Jamrach's Menagerie by Carol Birch

The beginning of Jamrach's Menagerie is an arresting one: Jaffy Brown, a small boy in 19th century London, encounters a tiger on the streets of Wapping. Far from being terrified, Jaffy reaches out to touch the tiger's nose and is picked up in its jaws. Rescued by the tiger's owner, exotic animal dealer Charles Jamrach, eight-year-old Jaffy is offered a job helping to care for Jamrach's collection of animals. It's here that Jaffy meets Tim Linver, a slightly older boy with whom he develops a long and complicated friendship full of ambiguities and conflicts. Some years later, when Jamrach sends his animal collector Dan Rymer on a quest to trap him a 'dragon' aboard a whaling ship, Jaffy and Tim decide to take to the sea.

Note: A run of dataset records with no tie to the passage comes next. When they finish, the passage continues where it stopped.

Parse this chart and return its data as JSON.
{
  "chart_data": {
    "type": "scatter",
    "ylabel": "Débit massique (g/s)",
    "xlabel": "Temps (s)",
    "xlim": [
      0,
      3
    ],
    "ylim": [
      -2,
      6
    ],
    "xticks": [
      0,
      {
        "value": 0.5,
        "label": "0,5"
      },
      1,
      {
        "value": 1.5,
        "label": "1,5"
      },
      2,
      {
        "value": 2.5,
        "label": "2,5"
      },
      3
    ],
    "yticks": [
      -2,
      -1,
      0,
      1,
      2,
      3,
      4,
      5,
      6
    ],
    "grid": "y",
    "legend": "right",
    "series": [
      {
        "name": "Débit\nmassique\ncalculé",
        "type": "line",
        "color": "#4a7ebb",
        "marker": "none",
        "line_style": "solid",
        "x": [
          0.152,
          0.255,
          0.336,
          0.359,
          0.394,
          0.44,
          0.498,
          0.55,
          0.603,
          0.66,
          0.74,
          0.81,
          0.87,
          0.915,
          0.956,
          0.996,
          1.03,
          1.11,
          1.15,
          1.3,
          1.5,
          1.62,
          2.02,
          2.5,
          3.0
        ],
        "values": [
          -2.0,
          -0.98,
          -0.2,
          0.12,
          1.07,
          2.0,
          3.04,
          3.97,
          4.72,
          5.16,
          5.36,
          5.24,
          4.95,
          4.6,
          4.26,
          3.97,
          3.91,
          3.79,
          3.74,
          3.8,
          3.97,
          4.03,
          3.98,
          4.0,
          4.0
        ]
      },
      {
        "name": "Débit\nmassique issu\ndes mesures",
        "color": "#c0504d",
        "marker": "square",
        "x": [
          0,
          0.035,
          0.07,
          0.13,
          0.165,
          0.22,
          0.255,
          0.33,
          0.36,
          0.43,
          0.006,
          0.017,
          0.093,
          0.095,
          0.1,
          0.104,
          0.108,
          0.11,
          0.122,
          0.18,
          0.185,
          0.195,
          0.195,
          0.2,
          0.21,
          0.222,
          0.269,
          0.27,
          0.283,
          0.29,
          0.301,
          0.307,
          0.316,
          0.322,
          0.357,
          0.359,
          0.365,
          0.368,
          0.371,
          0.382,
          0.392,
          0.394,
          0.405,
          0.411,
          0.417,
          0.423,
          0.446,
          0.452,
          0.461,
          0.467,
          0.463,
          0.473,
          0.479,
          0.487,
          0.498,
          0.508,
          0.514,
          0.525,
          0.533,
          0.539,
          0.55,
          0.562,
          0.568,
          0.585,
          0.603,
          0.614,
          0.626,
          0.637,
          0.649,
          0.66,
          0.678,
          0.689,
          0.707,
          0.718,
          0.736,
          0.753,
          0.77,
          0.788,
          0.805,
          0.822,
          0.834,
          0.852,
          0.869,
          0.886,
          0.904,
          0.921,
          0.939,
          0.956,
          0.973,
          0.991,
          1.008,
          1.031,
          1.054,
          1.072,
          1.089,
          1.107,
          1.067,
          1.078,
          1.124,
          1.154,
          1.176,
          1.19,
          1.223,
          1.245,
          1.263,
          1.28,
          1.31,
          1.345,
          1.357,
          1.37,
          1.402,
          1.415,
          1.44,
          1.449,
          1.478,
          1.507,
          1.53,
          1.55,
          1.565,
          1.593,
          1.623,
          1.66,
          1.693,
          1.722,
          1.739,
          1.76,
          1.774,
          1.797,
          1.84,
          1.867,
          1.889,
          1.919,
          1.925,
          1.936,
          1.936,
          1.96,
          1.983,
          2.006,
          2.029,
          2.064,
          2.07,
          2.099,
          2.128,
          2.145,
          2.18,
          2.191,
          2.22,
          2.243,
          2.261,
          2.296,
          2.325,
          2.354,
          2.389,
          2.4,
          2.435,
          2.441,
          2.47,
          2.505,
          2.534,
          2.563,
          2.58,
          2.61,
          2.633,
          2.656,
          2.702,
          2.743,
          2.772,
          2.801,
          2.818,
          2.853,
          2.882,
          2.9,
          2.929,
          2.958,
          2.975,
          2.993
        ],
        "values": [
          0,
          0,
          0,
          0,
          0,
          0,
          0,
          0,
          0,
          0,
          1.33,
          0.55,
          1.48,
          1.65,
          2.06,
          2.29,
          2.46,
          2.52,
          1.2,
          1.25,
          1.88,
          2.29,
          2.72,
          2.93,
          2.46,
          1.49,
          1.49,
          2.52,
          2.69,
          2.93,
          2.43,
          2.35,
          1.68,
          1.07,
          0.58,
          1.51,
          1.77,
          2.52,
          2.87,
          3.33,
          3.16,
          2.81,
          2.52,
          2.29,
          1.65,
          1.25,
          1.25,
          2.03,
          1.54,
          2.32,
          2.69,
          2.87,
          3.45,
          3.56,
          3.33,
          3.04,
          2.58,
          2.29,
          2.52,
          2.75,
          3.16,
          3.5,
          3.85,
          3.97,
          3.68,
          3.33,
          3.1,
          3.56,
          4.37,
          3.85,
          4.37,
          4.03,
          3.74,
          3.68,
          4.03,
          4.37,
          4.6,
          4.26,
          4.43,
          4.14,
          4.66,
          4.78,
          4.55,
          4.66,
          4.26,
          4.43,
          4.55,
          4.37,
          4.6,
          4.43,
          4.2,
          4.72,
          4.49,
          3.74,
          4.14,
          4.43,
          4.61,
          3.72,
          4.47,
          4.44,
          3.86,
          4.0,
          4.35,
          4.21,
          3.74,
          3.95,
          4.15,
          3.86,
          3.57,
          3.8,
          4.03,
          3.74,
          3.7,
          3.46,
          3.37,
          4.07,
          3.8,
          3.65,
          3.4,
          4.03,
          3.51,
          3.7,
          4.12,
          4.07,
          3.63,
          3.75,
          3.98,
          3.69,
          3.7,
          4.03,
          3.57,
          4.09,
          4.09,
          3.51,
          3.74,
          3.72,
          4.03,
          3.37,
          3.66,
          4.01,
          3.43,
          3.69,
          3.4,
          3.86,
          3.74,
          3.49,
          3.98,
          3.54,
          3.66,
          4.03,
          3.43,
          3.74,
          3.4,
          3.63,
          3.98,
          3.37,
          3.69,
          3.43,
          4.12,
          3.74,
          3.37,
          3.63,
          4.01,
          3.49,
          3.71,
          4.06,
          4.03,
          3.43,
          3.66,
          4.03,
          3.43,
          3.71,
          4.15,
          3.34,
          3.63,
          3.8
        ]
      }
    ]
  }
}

Jamrach's Menagerie is packed with colour and atmosphere, and the streets of Victorian Wapping and their docks full of ships bringing exotic people and goods from distant lands are vividly realised, as is the menagerie itself and the sad, captive beasts that live there. It's a little disappointing, then, when it becomes clear that this only forms the setting for a small portion of the book and much of the scene-setting seems infuriatingly redundant when we leap forward to Jaffy's mid-teens and life at sea.

That's not to say that the parts of the novel set at sea aren't just as richly described - so richly described, in fact, that it's worth pointing out that this isn't a novel for the squeamish; it's viscerally gruesome in places. It's more just that I found myself feeling slightly duped and the sudden shift in setting does feel a little jarring, a little disjointed. The novel does have the feel, at times, of a series of set-pieces rather than a coherent whole.

It's difficult to write about the most powerful section of the novel, in which disaster strikes the crew of Jaffy's ship and a number of the sailors find themselves adrift in two of the ship's whaling boats with a limited ration of food and water, without giving away an enormous plot spoiler. Suffice it to say that this section of the book is gripping, shocking and at times disturbing, and, brilliantly written though it is, has a stifling sense of claustrophobia about it as, ravaged by hunger and thirst, the crew endure day after banal, dragging day of suffering. When Jaffy finally returns home to London, effectively already a broken man in his late teens, it's hard not to feel that the final section of the book is somewhat anticlimactic - albeit also touching and convincing.

Jamrach's Menagerie is a book I'm glad I've read. I was captivated by the characters, all of whom have their own degree of depth and complexity, the settings and Carol Birch's dazzling prose - there are parts of this book that truly are stunning. But I still haven't quite decided whether, as a whole, it exceeds the sum of its parts.